Leer este libro me hizo reflexionar mucho. Me hizo reír porque la monja, Guet Imm, es un personaje graciosísimo. Me hizo pensar en la guerra, en lo que nos dejan el colonialismo. Me hizo pensar en cómo escribimos de las identidades de trans y todas las posibilidades que tenemos para hacerlo, especialmente en la ficción imaginativa como lo es la fantasía. No es de mis libros favoritos porque creo que le hizo falta espacio para poder desarrollarse (su trama de hecho ya está bastante limitada en cuanto a temas, va muy al punto, dado que es una novela corta y lamento que no haya tenido unas pocas de páginas más) y que quizá pudo haber abordado más las reflexiones que ya tiene (no le voy a pedir las que no tiene) con un poco más de espacio.
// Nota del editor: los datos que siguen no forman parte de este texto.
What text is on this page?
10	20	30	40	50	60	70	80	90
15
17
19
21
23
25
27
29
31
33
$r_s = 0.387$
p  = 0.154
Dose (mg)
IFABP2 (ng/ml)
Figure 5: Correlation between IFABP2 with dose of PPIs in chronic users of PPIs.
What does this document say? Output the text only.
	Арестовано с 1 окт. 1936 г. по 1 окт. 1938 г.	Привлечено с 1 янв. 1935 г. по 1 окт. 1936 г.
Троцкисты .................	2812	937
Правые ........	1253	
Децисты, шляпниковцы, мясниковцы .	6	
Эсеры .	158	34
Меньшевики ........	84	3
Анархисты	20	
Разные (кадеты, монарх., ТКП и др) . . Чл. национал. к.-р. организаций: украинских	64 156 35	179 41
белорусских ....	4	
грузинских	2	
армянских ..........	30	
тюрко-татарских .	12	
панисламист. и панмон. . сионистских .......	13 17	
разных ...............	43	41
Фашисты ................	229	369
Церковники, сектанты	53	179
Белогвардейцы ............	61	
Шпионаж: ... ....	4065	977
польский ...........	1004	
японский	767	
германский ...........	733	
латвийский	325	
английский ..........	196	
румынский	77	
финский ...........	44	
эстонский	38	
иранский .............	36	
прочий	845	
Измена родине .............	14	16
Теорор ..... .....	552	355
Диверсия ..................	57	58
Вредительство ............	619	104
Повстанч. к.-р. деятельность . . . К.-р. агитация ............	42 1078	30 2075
Aún así, es un buen libro, me gusta como está escrito y algunas cosas que plantea y por eso les recomiendo conocerlo. Los personajes principales, Guet Imm y Tet Sang brillan bastante y podemos apreciar que a pesar de ambos haber sido devotos de la Diosa tienen visiones diferentes sobre la vida y el existir en el mundo. Eso me gusta mucho: a pesar de lo corto, los personajes están bastante bien perfilados. Sentí que con más páginas hubieran sido todavía más humanos. Sigo muy interesada en lo que Zen Cho tenga para decirme de su mundo y sus visiones, así que seguiremos informando. (Y lean La novia de terracota).   

Fotografía de Zen Cho
Zen Cho

Me gustaría que libros como este fueran traducidos, porque si el contenido sobre identidades trans es poco en inglés, en español hay que buscarlo abajo de las piedras (apoyen a quien lo escriba en español). Quiero que escritores trans tengan también la oportunidad de punlicar fantasía (si eso desean) y escribir sobre sus visiones de la realidad y de lo que quieran. Quiero que haya más libros que exploren el wuxia (incluso en español). Quiero seguir leyendo a Zen Cho. Me pregunto que podrá hacer de tener suficientes páginas para construir sus mundos (y desearía que también lo hubiera tenido en este libro).